I viaggiatori old fashion come me talvolta si dimenticano che i prezzi ormai prescindono dalla distanza e così il biglietto acquistato all’ultimo momento mi costa 78 euro per meno di 200 chilometri, quasi quanto il viaggio di oltre 1.000 da Milano a qui. In compenso posso proseguire da Bruxelles verso qualsiasi stazione belga con pochi spiccioli di supplemento (ma perché, allora, non proporre a chi viaggia tra Roma e Milano a tariffa piena la possibilità di arrivare in qualsiasi città lombarda con 5 euro in più?).

 

Così arrivo a Charleroi e, in attesa del volo low cost per Bergamo, ho tempo di di girare sulla rete di metrò leggero alla scoperta di una delle più impressionanti aree di archeologia industriale. Miniere a cielo aperto abbandonate, fabbriche dismesse, edifici in mattoni anneriti dal fumo: la distanza dalla avveniristica Olanda di questa area depressa nel cuore dell’Europa non potrebbe essere più radicale.

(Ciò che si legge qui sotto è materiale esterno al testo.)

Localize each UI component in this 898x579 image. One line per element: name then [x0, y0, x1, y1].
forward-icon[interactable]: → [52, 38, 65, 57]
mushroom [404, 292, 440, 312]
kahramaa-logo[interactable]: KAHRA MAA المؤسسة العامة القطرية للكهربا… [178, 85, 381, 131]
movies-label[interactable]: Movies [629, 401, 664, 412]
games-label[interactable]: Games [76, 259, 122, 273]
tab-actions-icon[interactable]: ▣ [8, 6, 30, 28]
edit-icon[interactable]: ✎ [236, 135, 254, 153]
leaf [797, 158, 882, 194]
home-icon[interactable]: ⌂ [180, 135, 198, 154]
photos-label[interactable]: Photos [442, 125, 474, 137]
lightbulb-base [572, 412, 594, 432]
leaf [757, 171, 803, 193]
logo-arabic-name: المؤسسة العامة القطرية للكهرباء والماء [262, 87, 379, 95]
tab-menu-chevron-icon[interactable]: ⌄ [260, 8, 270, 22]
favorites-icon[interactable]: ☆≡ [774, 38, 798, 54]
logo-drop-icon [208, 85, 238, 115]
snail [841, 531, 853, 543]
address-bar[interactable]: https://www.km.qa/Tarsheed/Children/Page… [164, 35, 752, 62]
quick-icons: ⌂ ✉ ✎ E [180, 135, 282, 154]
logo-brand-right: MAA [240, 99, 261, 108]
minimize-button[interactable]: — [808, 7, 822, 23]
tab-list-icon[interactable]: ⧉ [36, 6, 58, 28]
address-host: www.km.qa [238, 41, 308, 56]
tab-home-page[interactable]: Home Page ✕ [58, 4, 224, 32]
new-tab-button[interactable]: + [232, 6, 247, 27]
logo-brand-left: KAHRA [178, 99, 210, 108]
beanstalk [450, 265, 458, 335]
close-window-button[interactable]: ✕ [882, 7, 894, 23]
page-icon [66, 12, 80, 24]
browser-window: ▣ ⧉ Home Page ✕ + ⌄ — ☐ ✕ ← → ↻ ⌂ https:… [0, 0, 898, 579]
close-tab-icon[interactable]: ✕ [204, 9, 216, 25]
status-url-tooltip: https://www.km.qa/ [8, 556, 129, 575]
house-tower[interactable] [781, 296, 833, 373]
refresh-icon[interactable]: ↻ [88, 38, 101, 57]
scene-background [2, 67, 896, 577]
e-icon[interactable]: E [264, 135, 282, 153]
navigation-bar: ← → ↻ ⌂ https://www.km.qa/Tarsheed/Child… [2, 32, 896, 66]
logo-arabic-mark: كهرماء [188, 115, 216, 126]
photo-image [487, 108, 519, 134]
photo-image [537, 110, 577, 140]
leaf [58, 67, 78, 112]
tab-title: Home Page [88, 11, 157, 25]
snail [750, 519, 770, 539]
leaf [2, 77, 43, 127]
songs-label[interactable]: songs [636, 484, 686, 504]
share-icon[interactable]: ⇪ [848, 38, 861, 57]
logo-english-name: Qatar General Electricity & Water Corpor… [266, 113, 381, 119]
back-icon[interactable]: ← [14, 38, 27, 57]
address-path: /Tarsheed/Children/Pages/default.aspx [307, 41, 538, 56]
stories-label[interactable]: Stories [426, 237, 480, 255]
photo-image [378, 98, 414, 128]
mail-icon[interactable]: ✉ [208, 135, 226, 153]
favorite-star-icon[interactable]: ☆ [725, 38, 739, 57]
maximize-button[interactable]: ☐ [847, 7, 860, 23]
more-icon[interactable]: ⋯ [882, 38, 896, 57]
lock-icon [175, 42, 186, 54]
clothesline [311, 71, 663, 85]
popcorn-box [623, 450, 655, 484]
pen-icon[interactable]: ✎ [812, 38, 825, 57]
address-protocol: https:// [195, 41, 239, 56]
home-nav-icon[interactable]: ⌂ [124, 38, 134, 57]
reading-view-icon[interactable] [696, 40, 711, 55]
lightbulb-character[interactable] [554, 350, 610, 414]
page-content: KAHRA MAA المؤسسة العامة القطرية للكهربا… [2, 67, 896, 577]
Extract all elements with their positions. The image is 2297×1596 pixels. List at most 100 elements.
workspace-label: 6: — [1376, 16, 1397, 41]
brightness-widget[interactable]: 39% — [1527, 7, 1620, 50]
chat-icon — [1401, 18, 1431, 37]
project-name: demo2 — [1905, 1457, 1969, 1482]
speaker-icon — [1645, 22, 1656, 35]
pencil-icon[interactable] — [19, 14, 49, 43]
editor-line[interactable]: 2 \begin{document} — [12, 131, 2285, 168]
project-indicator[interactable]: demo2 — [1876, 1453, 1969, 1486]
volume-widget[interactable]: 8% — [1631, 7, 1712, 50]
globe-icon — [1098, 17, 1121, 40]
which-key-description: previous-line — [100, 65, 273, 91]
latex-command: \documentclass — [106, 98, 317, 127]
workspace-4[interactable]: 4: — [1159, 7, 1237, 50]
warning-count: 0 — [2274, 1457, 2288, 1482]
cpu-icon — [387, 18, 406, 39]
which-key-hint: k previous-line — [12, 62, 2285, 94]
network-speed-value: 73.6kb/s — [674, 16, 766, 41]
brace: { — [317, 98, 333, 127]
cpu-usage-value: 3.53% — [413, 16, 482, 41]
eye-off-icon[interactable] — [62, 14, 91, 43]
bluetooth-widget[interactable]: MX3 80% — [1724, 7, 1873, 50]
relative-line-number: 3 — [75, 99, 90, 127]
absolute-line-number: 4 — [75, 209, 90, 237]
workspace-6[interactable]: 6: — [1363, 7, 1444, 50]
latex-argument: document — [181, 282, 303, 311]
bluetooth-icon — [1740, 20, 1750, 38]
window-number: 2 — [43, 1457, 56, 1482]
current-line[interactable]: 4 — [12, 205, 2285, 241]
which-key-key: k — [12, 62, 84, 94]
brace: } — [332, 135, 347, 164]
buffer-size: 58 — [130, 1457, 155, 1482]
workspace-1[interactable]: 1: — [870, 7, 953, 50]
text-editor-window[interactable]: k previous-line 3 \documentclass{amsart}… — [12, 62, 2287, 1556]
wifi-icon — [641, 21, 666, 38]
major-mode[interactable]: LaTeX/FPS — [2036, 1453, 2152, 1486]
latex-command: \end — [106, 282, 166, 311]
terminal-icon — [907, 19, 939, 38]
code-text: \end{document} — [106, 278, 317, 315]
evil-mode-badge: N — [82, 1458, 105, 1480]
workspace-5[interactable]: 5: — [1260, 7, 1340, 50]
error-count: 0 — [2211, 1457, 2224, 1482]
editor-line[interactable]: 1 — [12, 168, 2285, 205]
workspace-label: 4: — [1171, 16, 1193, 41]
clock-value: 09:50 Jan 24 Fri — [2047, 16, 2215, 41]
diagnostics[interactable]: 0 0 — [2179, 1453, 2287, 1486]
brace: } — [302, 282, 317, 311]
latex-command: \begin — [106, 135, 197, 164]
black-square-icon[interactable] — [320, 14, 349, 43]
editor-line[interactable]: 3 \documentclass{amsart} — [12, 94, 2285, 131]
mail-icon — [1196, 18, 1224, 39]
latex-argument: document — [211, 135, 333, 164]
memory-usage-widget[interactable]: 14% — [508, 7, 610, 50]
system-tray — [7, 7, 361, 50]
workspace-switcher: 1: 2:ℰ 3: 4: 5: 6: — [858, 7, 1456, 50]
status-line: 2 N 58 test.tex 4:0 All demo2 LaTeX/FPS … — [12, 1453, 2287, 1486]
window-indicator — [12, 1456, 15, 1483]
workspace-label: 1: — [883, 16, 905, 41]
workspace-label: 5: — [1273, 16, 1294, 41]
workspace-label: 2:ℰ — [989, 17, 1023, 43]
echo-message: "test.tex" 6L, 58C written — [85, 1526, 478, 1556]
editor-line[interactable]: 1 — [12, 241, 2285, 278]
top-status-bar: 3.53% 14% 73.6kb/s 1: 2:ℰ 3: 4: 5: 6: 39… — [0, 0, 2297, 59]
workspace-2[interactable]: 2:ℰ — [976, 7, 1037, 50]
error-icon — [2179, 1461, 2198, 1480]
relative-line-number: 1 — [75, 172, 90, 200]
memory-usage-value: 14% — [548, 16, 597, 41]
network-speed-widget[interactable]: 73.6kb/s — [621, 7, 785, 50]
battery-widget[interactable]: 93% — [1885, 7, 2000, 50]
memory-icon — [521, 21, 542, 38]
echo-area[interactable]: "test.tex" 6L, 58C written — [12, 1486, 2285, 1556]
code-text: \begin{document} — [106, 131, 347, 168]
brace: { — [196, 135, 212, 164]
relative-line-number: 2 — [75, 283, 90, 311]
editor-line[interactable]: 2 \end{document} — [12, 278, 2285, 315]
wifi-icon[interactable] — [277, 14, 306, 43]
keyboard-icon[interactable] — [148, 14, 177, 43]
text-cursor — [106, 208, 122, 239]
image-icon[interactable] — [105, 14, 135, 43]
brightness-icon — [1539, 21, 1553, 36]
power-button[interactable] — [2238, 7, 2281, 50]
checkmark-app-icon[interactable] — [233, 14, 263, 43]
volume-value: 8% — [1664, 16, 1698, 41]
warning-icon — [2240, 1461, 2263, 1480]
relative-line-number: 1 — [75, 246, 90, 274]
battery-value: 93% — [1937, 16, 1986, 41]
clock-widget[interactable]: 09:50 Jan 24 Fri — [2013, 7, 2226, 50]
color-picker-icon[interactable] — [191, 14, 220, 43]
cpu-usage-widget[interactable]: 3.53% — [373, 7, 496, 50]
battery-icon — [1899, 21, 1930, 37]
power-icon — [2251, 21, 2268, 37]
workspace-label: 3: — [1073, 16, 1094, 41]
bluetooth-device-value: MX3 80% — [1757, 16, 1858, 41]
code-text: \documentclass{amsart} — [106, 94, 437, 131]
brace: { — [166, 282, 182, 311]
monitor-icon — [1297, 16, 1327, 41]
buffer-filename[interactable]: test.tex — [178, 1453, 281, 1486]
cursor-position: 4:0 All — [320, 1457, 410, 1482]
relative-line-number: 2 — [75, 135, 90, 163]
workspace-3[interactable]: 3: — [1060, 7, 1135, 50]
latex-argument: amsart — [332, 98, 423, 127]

Ero arrivato a Rotterdam all’indomani delle elezioni che, per il momento, non hanno messo in discussione la tenuta delle istituzioni comunitarie, come molti temevano. Adesso è il turno della vicina Francia, i cui sintomi di malessere si percepiscono anche qua.

 

Penso a queste cose sul volo della Ryanair che, indubbiamente, ha contribuito più di tanti retorici discorsi della politica a tenere unito il nostro continente. Ma penso poi che sono uno dei rari sopravvissuti di un’epoca che non esiste più. Quella in cui si conosceva la storia e la geografia – l’essenza della cultura, secondo Indro Montanelli – anche viaggiando in treno dal Mediterraneo al Mare del Nord. Pensandoci bene, verso le 47 nazioni sparse tra Europa, Africa e Vicino Oriente che ho avuto la fortuna di visitare, i viaggi per via di terra (treno, nave, qualche volta auto) ancora sono nettamente prevalenti rispetto all’aereo. I voli li ho privilegiati solo per le Americhe, il Sudafrica, l’India e l’Estremo Oriente.

In attesa che i cinesi velocizzino la Transiberiana, ben inteso.